The commission had set a Feb. 3 deadline for a new draft proposal for the use-of-force policy — a proposal that would include the decision regarding new weaponry — and Lee asked that the commission and Suhr have any new plans to him by Feb. 15.
“I’m a fan of ambitious deadline,” said Police Commission President Suzy Loftus. “I definitely agree here that there is an urgency of now and a lot of folks with good ideas and solutions that want to understand our direction.”
In addition to the policy talks, the Police Department issued a bulletin requiring officers to file a use-of-force report whenever they point their gun at a person, and some patrol cars are getting equipped with riot shields. Suhr said the department has also changed firearms training to put more of an emphasis on de-escalation and less-lethal options.
Lee highlighted those initiatives in his memo and said he hopes the city’s efforts can help repair trust with the black community. He said he planned to meet with community leaders often.
“My goal is to do as much as I can to restore strong trust,” he said. “For this community, there’s a lot of pain. There are a lot of murders, homicides and fatigue and a lot of stress. I think I need to do work in additional ways to signify that we want to ease that stress out. Because of history and because of perceptions, we need to do a lot more.”
As for calls from some community members that he fire his police chief, Lee said, “We’re not there. We’re in disagreement.
“What we’re doing now goes beyond this chief,” he said. “It goes to how we view public safety, how we operate as a city. This cannot just be a demand about this chief.”
Next week, Suhr, Loftus and Joyce Hicks, executive director of the Office of Citizen Complaints, will travel to Washington D.C. to meet with a Police Executive Research Forum studying the United Kingdom’s de-escalation techniques.
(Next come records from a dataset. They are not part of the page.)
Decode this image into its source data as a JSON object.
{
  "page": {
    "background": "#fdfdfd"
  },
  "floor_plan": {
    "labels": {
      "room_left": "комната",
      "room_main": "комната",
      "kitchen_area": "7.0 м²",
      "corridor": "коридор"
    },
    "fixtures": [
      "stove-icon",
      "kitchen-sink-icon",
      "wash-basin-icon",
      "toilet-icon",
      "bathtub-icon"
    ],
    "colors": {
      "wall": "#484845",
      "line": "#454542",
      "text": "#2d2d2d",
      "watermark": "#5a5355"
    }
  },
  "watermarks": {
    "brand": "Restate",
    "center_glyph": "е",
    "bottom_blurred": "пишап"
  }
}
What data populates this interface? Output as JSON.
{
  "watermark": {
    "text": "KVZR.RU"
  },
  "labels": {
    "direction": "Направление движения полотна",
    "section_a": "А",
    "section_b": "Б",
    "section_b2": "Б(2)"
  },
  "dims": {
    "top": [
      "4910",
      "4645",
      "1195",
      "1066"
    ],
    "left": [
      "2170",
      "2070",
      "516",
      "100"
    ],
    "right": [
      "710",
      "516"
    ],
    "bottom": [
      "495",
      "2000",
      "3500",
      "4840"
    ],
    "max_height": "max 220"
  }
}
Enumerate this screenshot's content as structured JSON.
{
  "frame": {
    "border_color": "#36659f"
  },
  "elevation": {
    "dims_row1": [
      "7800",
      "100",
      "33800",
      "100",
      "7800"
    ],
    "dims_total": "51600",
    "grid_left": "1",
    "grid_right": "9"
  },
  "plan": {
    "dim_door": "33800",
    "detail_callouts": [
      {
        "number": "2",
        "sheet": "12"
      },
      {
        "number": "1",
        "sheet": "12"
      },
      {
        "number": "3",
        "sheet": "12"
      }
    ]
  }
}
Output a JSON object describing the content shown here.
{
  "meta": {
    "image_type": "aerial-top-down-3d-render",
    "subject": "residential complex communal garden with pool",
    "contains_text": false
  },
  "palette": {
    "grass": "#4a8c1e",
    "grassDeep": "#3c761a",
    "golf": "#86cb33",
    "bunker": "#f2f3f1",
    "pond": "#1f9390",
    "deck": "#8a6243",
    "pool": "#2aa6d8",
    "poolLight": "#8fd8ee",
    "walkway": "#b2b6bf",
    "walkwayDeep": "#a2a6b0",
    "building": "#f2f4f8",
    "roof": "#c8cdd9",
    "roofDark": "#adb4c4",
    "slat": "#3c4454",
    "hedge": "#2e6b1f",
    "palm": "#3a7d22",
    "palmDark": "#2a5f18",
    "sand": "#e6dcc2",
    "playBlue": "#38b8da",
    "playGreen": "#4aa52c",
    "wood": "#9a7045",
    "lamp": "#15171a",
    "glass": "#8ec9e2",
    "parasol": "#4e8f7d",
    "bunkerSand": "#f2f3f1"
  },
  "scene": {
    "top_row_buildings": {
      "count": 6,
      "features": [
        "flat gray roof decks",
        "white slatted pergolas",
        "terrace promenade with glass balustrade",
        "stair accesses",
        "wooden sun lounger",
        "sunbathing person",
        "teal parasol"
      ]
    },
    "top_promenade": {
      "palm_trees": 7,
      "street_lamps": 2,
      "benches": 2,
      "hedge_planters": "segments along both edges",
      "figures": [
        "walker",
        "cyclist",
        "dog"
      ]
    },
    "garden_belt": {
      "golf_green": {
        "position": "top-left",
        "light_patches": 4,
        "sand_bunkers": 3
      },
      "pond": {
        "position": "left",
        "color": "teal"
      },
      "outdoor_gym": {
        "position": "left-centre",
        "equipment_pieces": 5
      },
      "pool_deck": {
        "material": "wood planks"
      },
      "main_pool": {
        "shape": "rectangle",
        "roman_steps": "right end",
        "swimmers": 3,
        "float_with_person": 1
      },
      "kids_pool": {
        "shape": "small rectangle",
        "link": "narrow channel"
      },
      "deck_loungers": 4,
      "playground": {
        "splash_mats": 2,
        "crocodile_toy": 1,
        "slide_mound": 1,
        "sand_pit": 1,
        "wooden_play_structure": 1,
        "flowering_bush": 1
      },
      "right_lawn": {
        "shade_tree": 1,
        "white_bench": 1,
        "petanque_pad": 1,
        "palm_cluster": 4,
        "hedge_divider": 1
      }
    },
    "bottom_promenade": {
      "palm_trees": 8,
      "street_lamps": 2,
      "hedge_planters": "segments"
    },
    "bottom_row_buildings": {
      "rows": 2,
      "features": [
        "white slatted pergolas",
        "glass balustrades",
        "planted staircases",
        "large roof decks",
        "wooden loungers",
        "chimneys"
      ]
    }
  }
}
The U.S. Department of Justice’s Office of Community Oriented Policing Services is also reviewing the department’s policies, at the chief’s behest.
With the February deadline looming, Loftus said at Wednesday’s meeting that the commissioners will be holding a series of informal community meetings across the city to hear from the public regarding any policy changes.
While some commissioners expressed concern over the deadline — “I want to do it right,” said Commissioner Joe Marshall —they agreed it was necessary to move quickly.
“The problem is not new,” said L. Julius Turman, police commission vice president. “We have a base line of information to begin with. Let’s take that information out and start refining that policy and let’s move.”